Sam McBride was running at full capacity and was behind schedule that day, and the crews were in the habit of speeding up operations under such circumstances, according to TSB. The vessel approached the dock at a speed of about five knots, based on video footage analysis - two knots faster than normal.
Only the aft propeller of the double-ended ferry was turning, and it did not have enough power on its own to reduce speed in time to avert hard contact. The reason for the forward propeller's failure to engage was impossible to determine; the engines were newly-replaced in 2011, and the TSB found no evidence of mechanical failure or control system fault codes, at least on the day of the casualty. The engine OEM found throttle control fault codes dating to June 18, two months before the allision, but none in the timeframe just before the accident. The vessel's systems all functioned as designed in post-casualty sea trials, including in tests designed to simulate the conditions at the time of the allision.

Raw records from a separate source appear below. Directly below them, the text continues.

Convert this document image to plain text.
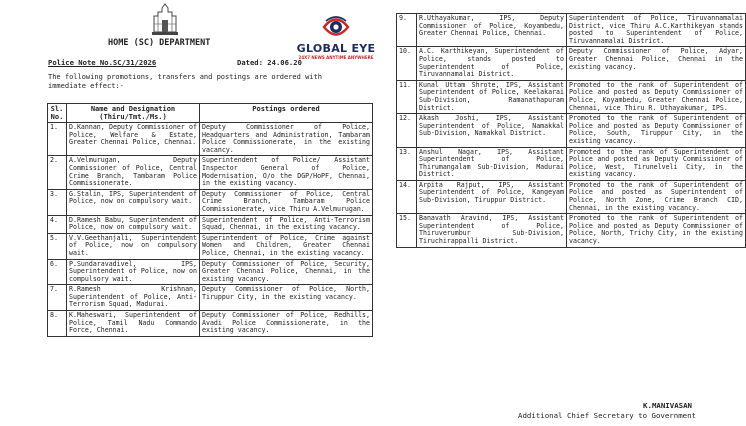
HOME (SC) DEPARTMENT
Police Note No.SC/31/2026	Dated: 24.06.20
The following promotions, transfers and postings are ordered with immediate effect:-
GLOBAL EYE
24X7 NEWS ANYTIME ANYWHERE
Sl. No.	Name and Designation (Thiru/Tmt./Ms.)	Postings ordered
1.	D.Kannan, Deputy Commissioner of Police, Welfare & Estate, Greater Chennai Police, Chennai.	Deputy Commissioner of Police, Headquarters and Administration, Tambaram Police Commissionerate, in the existing vacancy.
2.	A.Velmurugan, Deputy Commissioner of Police, Central Crime Branch, Tambaram Police Commissionerate.	Superintendent of Police/ Assistant Inspector General of Police, Modernisation, O/o the DGP/HoPF, Chennai, in the existing vacancy.
3.	G.Stalin, IPS, Superintendent of Police, now on compulsory wait.	Deputy Commissioner of Police, Central Crime Branch, Tambaram Police Commissionerate, vice Thiru A.Velmurugan.
4.	D.Ramesh Babu, Superintendent of Police, now on compulsory wait.	Superintendent of Police, Anti-Terrorism Squad, Chennai, in the existing vacancy.
5.	V.V.Geethanjali, Superintendent of Police, now on compulsory wait.	Superintendent of Police, Crime against Women and Children, Greater Chennai Police, Chennai, in the existing vacancy.
6.	P.Sundaravadivel, IPS, Superintendent of Police, now on compulsory wait.	Deputy Commissioner of Police, Security, Greater Chennai Police, Chennai, in the existing vacancy.
7.	R.Ramesh Krishnan, Superintendent of Police, Anti-Terrorism Squad, Madurai.	Deputy Commissioner of Police, North, Tiruppur City, in the existing vacancy.
8.	K.Maheswari, Superintendent of Police, Tamil Nadu Commando Force, Chennai.	Deputy Commissioner of Police, Redhills, Avadi Police Commissionerate, in the existing vacancy.
9.	R.Uthayakumar, IPS, Deputy Commissioner of Police, Koyambedu, Greater Chennai Police, Chennai.	Superintendent of Police, Tiruvannamalai District, vice Thiru A.C.Karthikeyan stands posted to Superintendent of Police, Tiruvannamalai District.
10.	A.C. Karthikeyan, Superintendent of Police, stands posted to Superintendent of Police, Tiruvannamalai District.	Deputy Commissioner of Police, Adyar, Greater Chennai Police, Chennai in the existing vacancy.
11.	Kunal Uttam Shrote, IPS, Assistant Superintendent of Police, Keelakarai Sub-Division, Ramanathapuram District.	Promoted to the rank of Superintendent of Police and posted as Deputy Commissioner of Police, Koyambedu, Greater Chennai Police, Chennai, vice Thiru R. Uthayakumar, IPS.
12.	Akash Joshi, IPS, Assistant Superintendent of Police, Namakkal Sub-Division, Namakkal District.	Promoted to the rank of Superintendent of Police and posted as Deputy Commissioner of Police, South, Tiruppur City, in the existing vacancy.
13.	Anshul Nagar, IPS, Assistant Superintendent of Police, Thirumangalam Sub-Division, Madurai District.	Promoted to the rank of Superintendent of Police and posted as Deputy Commissioner of Police, West, Tirunelveli City, in the existing vacancy.
14.	Arpita Rajput, IPS, Assistant Superintendent of Police, Kangeyam Sub-Division, Tiruppur District.	Promoted to the rank of Superintendent of Police and posted as Superintendent of Police, North Zone, Crime Branch CID, Chennai, in the existing vacancy.
15.	Banavath Aravind, IPS, Assistant Superintendent of Police, Thiruverumbur Sub-Division, Tiruchirappalli District.	Promoted to the rank of Superintendent of Police and posted as Deputy Commissioner of Police, North, Trichy City, in the existing vacancy.
K.MANIVASAN
Additional Chief Secretary to Government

The exact proximate cause of the casualty was not determined, beyond the operational pressures of a busy day and the deck officer's decision to approach at higher-than-normal speed.
In the course of its investigation, TSB reviewed unrelated safety practices aboard Sam McBride, and it found room for improvement. The agency concluded that the abandon-ship plan for Sam McBride was under-staffed: including the captain and engineer, the vessel had only six crewmembers to handle emergency-response duties, launch life rafts and safely disembark 900 passengers. In 2008, Transport Canada had revised the minimum allowable crewing for Sam McBride from 12 down to six at the request of the operator, the City of Toronto. "If the crew complement specified on a vessel’s safe manning document is insufficient to respond to an emergency, there is an increased risk to the safety of the vessel’s crew and passengers," concluded TSB.
Further, "the investigation found no evidence that an exercise including a large number of people representing the vessel’s maximum passenger complement was ever performed," though regular simulated abandon-ship drills were held.
"If passenger evacuation procedures are not validated through a realistic exercise with a representative number of participants, a vessel’s crew will be insufficiently prepared for an emergency and passengers will be at an elevated risk of injury or death," cautioned TSB.
TSB also noted that at the time, the City of Toronto did not have an SMS for its ferry operating division, nor a written procedure for docking maneuvers. Passenger counts were estimated by the crew and were approximate, creating uncertainty about whether all onboard personnel would be accounted for in the event of a casualty.